There are many volunteers, committed caregivers and support groups in the Downtown Eastside. Innovative programs are often initiated on shoestring budgets, with the participation of people who were only recently wired to narcotics or other drugs. Judy, quoted in Chapter 3, has given up cocaine completely. She volunteers with other members of a night patrol, acting as guardian angels to sex trade workers. “We keep an eye on them. We speak with them, just to say hello or to kid around. We ask if they need any help. We give out condoms. We make them feel there’s someone around they can turn to if they’re in trouble.” The transformation in Judy’s self-perception, the rise in her self-esteem since she’s begun to serve the needs of others in a genuine way is wondrous to behold. In a recent photograph she radiates a confidence and sense of purpose that were unimaginable just one year ago, when she was on IV antibiotics for a near-crippling spinal infection and had to wear a metal brace drilled into her skull.

“I’ve been through infections many times, but this was a really serious one,” Judy told me shortly after her treatment was completed. “Having the steel halo on all that time and being limited and feeling screws bolted in my head—it was definitely an eye-opener. Yeah…every time I get any using thoughts I just remind myself what I went through for the last five months, and it’s just not worth the chances.

“When I was using, I had tunnel vision,” she now recalls. “I didn’t really notice that life was still existing around me.
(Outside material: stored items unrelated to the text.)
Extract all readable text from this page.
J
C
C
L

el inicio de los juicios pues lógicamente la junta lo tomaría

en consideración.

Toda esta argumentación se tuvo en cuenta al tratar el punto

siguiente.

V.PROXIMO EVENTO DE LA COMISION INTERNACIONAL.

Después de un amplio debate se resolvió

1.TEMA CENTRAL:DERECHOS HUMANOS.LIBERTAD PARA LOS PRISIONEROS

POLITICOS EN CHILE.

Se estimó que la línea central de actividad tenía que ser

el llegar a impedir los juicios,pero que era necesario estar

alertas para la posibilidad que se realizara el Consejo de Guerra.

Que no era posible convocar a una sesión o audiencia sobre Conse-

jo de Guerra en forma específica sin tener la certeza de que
I just knew my little world. What I wanted was what I revolved around—when was I going to have my next fix or next toke or whatever. Now I actually go for walks a couple of times a day, and I go out and I see all the people, and all the tourists. And I say, ‘Hi…how you doing…?’ I don’t know what’s wrong with me…and it’s so strange…. It’s a good feeling, I’m liking it, but it’s all so weird. Is this going to stop, is this going to change anytime soon? I’m not trying to be pessimistic. It’s just that it’s so unusual, so foreign to me.”